Kilka słów warto także poświęcić stronie edytorskiej. Wydawnictwo Kurc naturalnie zdecydowało się na kontynuację rozwiązań zastosowanych już w tomie zerowym. Dostajemy zatem album w powiększonych rozmiarach, dzięki czemu możemy w pełni docenić graficzną stronę komiksu. Twarda płócienna oprawa ze złotym grawerunkiem prezentuje się wyśmienicie, choć wydaje się, że na kolejne okładki warto wybierać rysunki, na których jest mniej kreskowania.
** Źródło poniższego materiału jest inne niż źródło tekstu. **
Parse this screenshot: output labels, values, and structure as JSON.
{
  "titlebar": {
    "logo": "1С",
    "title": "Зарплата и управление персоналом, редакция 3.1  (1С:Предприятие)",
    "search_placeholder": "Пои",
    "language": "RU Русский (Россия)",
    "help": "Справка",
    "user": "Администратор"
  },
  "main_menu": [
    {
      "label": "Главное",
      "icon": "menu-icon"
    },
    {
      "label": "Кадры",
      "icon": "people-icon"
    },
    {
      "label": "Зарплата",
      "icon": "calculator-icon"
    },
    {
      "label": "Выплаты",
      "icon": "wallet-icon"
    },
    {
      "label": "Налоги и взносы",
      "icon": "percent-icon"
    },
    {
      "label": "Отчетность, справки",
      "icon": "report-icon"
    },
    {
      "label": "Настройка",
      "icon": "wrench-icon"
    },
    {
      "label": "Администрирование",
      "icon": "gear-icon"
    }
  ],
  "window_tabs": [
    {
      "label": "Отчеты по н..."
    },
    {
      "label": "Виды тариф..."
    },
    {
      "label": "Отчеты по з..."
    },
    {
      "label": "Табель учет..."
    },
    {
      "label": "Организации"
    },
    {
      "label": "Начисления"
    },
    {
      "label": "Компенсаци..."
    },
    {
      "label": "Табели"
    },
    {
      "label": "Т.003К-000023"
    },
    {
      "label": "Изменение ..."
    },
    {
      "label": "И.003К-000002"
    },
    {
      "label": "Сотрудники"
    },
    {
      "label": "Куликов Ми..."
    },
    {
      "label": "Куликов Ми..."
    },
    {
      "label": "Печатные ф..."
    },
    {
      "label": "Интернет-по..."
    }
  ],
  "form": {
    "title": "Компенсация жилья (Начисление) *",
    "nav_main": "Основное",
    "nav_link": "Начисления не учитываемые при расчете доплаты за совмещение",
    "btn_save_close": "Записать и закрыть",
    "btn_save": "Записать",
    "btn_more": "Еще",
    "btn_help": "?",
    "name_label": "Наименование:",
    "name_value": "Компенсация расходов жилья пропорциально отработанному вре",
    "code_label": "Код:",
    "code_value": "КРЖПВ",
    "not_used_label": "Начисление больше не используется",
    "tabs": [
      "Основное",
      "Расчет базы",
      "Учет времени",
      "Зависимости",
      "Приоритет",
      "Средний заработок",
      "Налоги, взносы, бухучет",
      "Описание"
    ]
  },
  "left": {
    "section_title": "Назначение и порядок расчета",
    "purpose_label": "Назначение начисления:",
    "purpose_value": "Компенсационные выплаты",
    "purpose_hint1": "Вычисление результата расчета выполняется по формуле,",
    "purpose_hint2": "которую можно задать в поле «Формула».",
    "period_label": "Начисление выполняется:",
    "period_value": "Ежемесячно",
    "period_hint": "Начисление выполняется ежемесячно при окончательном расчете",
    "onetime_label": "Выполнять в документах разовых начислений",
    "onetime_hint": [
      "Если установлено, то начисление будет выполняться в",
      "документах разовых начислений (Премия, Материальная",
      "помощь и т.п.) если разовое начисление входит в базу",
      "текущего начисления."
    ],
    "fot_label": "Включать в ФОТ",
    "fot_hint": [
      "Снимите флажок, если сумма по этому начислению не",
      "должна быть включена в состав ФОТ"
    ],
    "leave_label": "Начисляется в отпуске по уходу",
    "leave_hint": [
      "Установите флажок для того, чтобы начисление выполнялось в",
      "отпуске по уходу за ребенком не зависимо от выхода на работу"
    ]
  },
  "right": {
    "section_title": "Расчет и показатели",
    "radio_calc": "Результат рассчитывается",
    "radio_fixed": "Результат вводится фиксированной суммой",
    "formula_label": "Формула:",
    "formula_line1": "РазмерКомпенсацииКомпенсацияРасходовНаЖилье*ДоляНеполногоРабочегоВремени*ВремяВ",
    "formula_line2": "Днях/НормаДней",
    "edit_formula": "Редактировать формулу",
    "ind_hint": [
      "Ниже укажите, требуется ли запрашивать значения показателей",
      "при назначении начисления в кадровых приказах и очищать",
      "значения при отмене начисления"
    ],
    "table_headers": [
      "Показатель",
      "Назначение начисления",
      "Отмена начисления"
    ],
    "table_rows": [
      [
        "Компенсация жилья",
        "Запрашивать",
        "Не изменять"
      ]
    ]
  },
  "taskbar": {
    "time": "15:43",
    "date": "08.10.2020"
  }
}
Takie oszczędniejsze prace lepiej chyba zaprezentują się w czarno-złotej wersji.
Klasyczna seria Serpieriego niewątpliwie należy do najważniejszych europejskich komiksów. Kontrowersyjna, przesycona seksem i brutalnością opowieść bezkompromisowo obnaża prawdę o ludzkiej naturze. W sytuacjach ekstremalnych człowiek bardzo często okazuje się być potworem i Serpieri właśnie tę potworność stara się wyeksponować za pomocą plugawych wizerunków przeżartych chorobą mutantów oraz… obrazów zwykłych ludzi, którzy również ulegli zezwierzęceniu, choć zaraza jeszcze ich nie dotknęła. Trudno zresztą jednoznacznie określić, kto jest bardziej odrażający. Tak, czy inaczej, warto podczas lektury doszukiwać się znaczeń i symboli, które zostały przez autora ukryte za fasadą rozbuchanej przemocy.